The distance between A Tale of Two Cities.txt and Oliver Twist.txt is:0.169488 or 89.210% similarity.
The distance between A Tale of Two Cities.txt and The Life And Adventures Of Nicholas Nickleby.txt is:0.186920 or 88.100% similarity.
The distance between A Tale of Two Cities.txt and The Pickwick Papers.txt is:0.257100 or 83.633% similarity.
The distance between David Coperfield.txt and Great Expectations.txt is:0.153898 or 90.203% similarity.
The distance between David Coperfield.txt and Hard Times.txt is:0.268132 or 82.930% similarity.
The distance between David Coperfield.txt and Oliver Twist.txt is:0.436028 or 72.242% similarity.
The distance between David Coperfield.txt and The Life And Adventures Of Nicholas Nickleby.txt is:0.342514 or 78.195% similarity.
The distance between David Coperfield.txt and The Pickwick Papers.txt is:0.466544 or 70.299% similarity.
The distance between Great Expectations.txt and Hard Times.txt is:0.252974 or 83.895% similarity.
The distance between Great Expectations.txt and Oliver Twist.txt is:0.375174 or 76.116% similarity.
The distance between Great Expectations.txt and The Life And Adventures Of Nicholas Nickleby.txt is:0.296311 or 81.136% similarity.
The distance between Great Expectations.txt and The Pickwick Papers.txt is:0.425808 or 72.892% similarity.
The distance between Hard Times.txt and Oliver Twist.txt is:0.306853 or 80.465% similarity.
The distance between Hard Times.txt and The Life And Adventures Of Nicholas Nickleby.txt is:0.218641 or 86.081% similarity.
The distance between Hard Times.txt and The Pickwick Papers.txt is:0.364912 or 76.769% similarity.
The distance between Oliver Twist.txt and The Life And Adventures Of Nicholas Nickleby.txt is:0.203269 or 87.059% similarity.
The distance between Oliver Twist.txt and The Pickwick Papers.txt is:0.201226 or 87.190% similarity.
The distance between The Life And Adventures Of Nicholas Nickleby.txt and The Pickwick Papers.txt is:0.272799 or 82.633% similarity.
There are three comparisons that yield less than 73% and another three that yield ~76%, so perhaps we need to recalibrate how similar two documents need to be before we can claim that they have been written by the same author.

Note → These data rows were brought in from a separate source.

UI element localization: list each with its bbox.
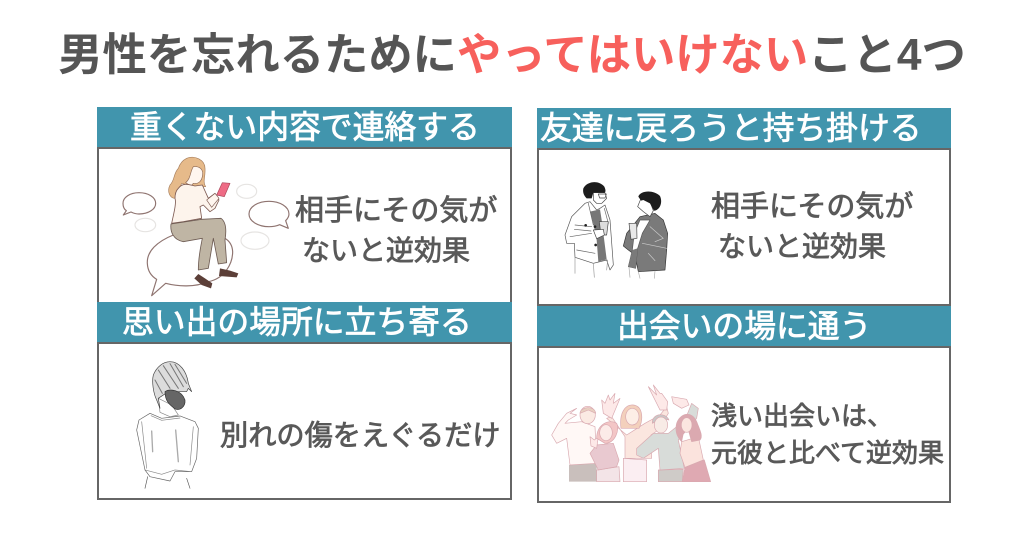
person three (623, 458, 647, 482)
person four (658, 469, 683, 482)
icon: woman from behind (137, 362, 198, 488)
shirt (137, 413, 198, 481)
face (186, 167, 203, 186)
left friend head (593, 193, 607, 203)
hair (169, 157, 206, 198)
hair (153, 362, 192, 408)
left friend jacket (565, 202, 613, 270)
panel body (537, 346, 951, 503)
panel: meeting places (537, 306, 951, 503)
pants (171, 218, 227, 270)
text block (711, 401, 944, 468)
person one (569, 463, 597, 482)
text block: 相手にその気が (295, 195, 497, 227)
text block: 浅い出会いは、 (711, 401, 893, 431)
bun (165, 390, 185, 409)
panel: memory places (97, 302, 512, 500)
panel: back to friends (537, 108, 951, 306)
text block: ないと逆効果 (302, 235, 470, 266)
text block (295, 194, 498, 266)
person two (597, 467, 620, 482)
text block: 相手にその気が (711, 191, 913, 223)
text block (711, 190, 914, 262)
heading (537, 306, 951, 346)
heading: 友達に戻ろうと持ち掛ける (540, 110, 922, 146)
right friend head (638, 198, 653, 217)
icon: friends group (552, 385, 711, 482)
text block: 別れの傷をえぐるだけ (220, 419, 500, 451)
neck (158, 398, 178, 417)
panel body (97, 342, 512, 500)
right friend jacket (623, 213, 668, 272)
text block: 元彼と比べて逆効果 (711, 438, 944, 468)
title: 男性を忘れるためにやってはいけないこと4つ (58, 31, 966, 80)
phone (217, 183, 230, 197)
text block: ないと逆効果 (718, 231, 886, 262)
heading: 出会いの場に通う (617, 308, 871, 344)
shoes (194, 274, 212, 288)
person five (682, 460, 711, 482)
heading: 重くない内容で連絡する (130, 109, 480, 145)
icon: woman on speech bubble (123, 157, 289, 296)
icon: two friends talking (565, 182, 668, 278)
heading: 思い出の場所に立ち寄る (122, 304, 472, 340)
panel: light-contact message (97, 107, 512, 302)
panel body (97, 147, 512, 304)
panel body (537, 148, 951, 306)
sweater (172, 184, 219, 223)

Three more comparisons: 
Emma: Total Words 160028, Distinct Words 10450
David Coperfield: Total Words 356158, Distinct Words 20083
The distance between Emma.txt and David Coperfield.txt is:0.350631 or 77.678% similarity. 
Emma: Total Words 160028, Distinct Words 10450
Hard Times: Total Words 105454, Distinct Words 10543
The distance between Emma.txt and Hard Times.txt is:0.295020 or 81.218% similarity. 
Great Expectations: Total Words 186598, Distinct Words 12711
A Study in Scarlet: Total Words 46660, Distinct Words 6418
The distance between Great Expectations.txt and A Study in Scarlet.txt is:0.297589 or 81.055% similarity. 
Oh Dear!, they've all been written by the same literary master, but by whom?
These comparisons clearly show the limitations of this type of, very simple, word frequency analysis.  You weren't really expecting to know whether Sir Francis Bacon wrote Shakespeare's plays with a 400 line application were you?
dd -l t8.shakespeare.txt t9.bacon.txt
t8.shakespeare: Total Words 898261, Distinct Words 30241
t9.bacon: Total Words 55612, Distinct Words 7943
The distance between t8.shakespeare.txt and t9.bacon.txt is:0.530085 or 66.254% similarity.